Radomiak zatrzymany w Gdyni. Arka z pierwszym punktem po awansie [WIDEO]
Było 5:1 Radomiaka z Pogonią, teraz przyszło 1:1 z Arką. Beniaminek z Gdyni zatrzymał drużynę z Radomia i po ostatnim gwizdku mógł czuć niedosyt.
Arka jako jedyny z beniaminków PKO BP Ekstraklasy nie wygrała w pierwszej kolejce, ulegając 0:1 Motorowi w Lublinie. Radomiak przyjechał z kolei nad morze rozpędzony znokautowaniem aż 5:1 Pogoni Szczecin. To goście byli faworytem, natomiast trener Dawid Szwarga zapowiadał, że kibice ujrzą inną, lepszą wersję jego zespołu.
Pierwsza połowa potwierdziła jego słowa. Po wyrównanym początku Arka była aktywniejsza i szukała gola na 1:0. Udało jej się to w 14. minucie. Z rzutu rożnego doskonale dośrodkował Sebastian Kerk, a do siatki trafił Dawid Abramowicz, który w przeszłości rozegrał dla Radomiaka 156 spotkań.
Niedługo później po stronie gości pokazał się Jan Grzesik, z kolei w odpowiedzi ekwilibrystycznie uderzał Kerk - bez efektu. W 31. minucie znów zrobiło się gorąco po wrzutce Arki z rogu, po zamieszaniu ostatni strzał oddał Abramowicz, tym razem niecelny.
Do przerwy oglądaliśmy generalnie mecz walki, w którym gospodarze imponowali organizacją gry na bardzo wysokich obrotach. Radomiak długo nie potrafił stworzyć żadnego zagrożenia, aż do 43. minuty, gdy z dystansu potężnie huknął Vasco Lopez. Damian Węglarz popisał się fantastyczną paradą i dzięki niemu Arka dowiozła do przerwy wynik 1:0.
Druga połowa rozpoczęła się dla gdynian w wymarzony sposób. Po raz drugi z narożnika dosrodkował Kerk, a piłkę do bramki po zamieszaniu wbił Marcjanik. Sędzia anulował jednak to trafienie po sygnale z wozu VAR - był ofsajd.
W 54. minucie znów pokazał się aktywny Kerk, tym razem eleganckim strzałem z dystansu. Filip Majchrowicz pofrunął i interweniował podobnie jak przed przerwą Węglarz. Napór Arki trwał. Po chwili do sytuacji strzeleckiej doszedł Julien Celestine - po jego główce piłka obiła słupek.
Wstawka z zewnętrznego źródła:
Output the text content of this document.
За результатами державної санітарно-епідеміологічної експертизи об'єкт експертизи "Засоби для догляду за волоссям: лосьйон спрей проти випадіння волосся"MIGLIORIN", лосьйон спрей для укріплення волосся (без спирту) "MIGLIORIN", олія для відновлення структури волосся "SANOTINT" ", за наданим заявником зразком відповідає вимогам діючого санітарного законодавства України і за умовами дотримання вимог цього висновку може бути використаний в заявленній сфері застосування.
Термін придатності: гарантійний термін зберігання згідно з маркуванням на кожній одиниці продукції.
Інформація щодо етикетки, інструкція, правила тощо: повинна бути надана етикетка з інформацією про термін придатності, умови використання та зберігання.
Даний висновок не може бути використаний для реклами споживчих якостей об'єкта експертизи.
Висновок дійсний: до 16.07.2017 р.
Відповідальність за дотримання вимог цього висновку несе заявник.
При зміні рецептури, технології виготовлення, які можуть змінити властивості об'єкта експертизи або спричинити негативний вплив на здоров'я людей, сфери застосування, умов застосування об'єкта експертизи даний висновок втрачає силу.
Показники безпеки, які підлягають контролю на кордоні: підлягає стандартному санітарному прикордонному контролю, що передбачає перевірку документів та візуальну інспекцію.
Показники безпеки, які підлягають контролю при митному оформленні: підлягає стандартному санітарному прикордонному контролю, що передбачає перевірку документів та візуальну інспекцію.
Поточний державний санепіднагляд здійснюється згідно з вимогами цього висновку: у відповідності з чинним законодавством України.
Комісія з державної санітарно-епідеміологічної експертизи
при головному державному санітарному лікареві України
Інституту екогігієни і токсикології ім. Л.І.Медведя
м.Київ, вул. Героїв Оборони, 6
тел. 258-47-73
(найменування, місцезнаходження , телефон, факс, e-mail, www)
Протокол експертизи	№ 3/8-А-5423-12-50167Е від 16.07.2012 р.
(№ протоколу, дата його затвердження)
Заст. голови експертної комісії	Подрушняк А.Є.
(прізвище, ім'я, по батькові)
Niewykorzystana sytuacja błyskawicznie zemściła się na Arce. W 61. minucie Radomiak zanotował odbiór w środku pola i przeprowadził szybką akcję, którą po asyście Rafała Wolskiego sfinalizował niezawodny Jan Grzesik, strzelając na 1:1.
Po paru minutach goście mogli prowadzić już 2:1 - kontrę kończył Capita, ale choć uciekł obrońcom i ich ograł, to uderzył bardzo lekko, wprost w Węglarza. W 70. minucie znów uderzał niezmordowany skrzydłowy Radomiaka, Arkę uratował Marcjanik.
W 85. minucie techniką błysnął Bruno Jordao, który groźnie uderzył z rzutu wolnego; zabrakło niewiele. W odpowiedzi Kerk niemal wkręcił piłkę do bramki z rogu, Majchrowicz zachował czujność.
Żadnej z drużyn finalnie nie udało się strzelić zwycięskiej bramki. Mecz zakończył się wynikiem 1:1.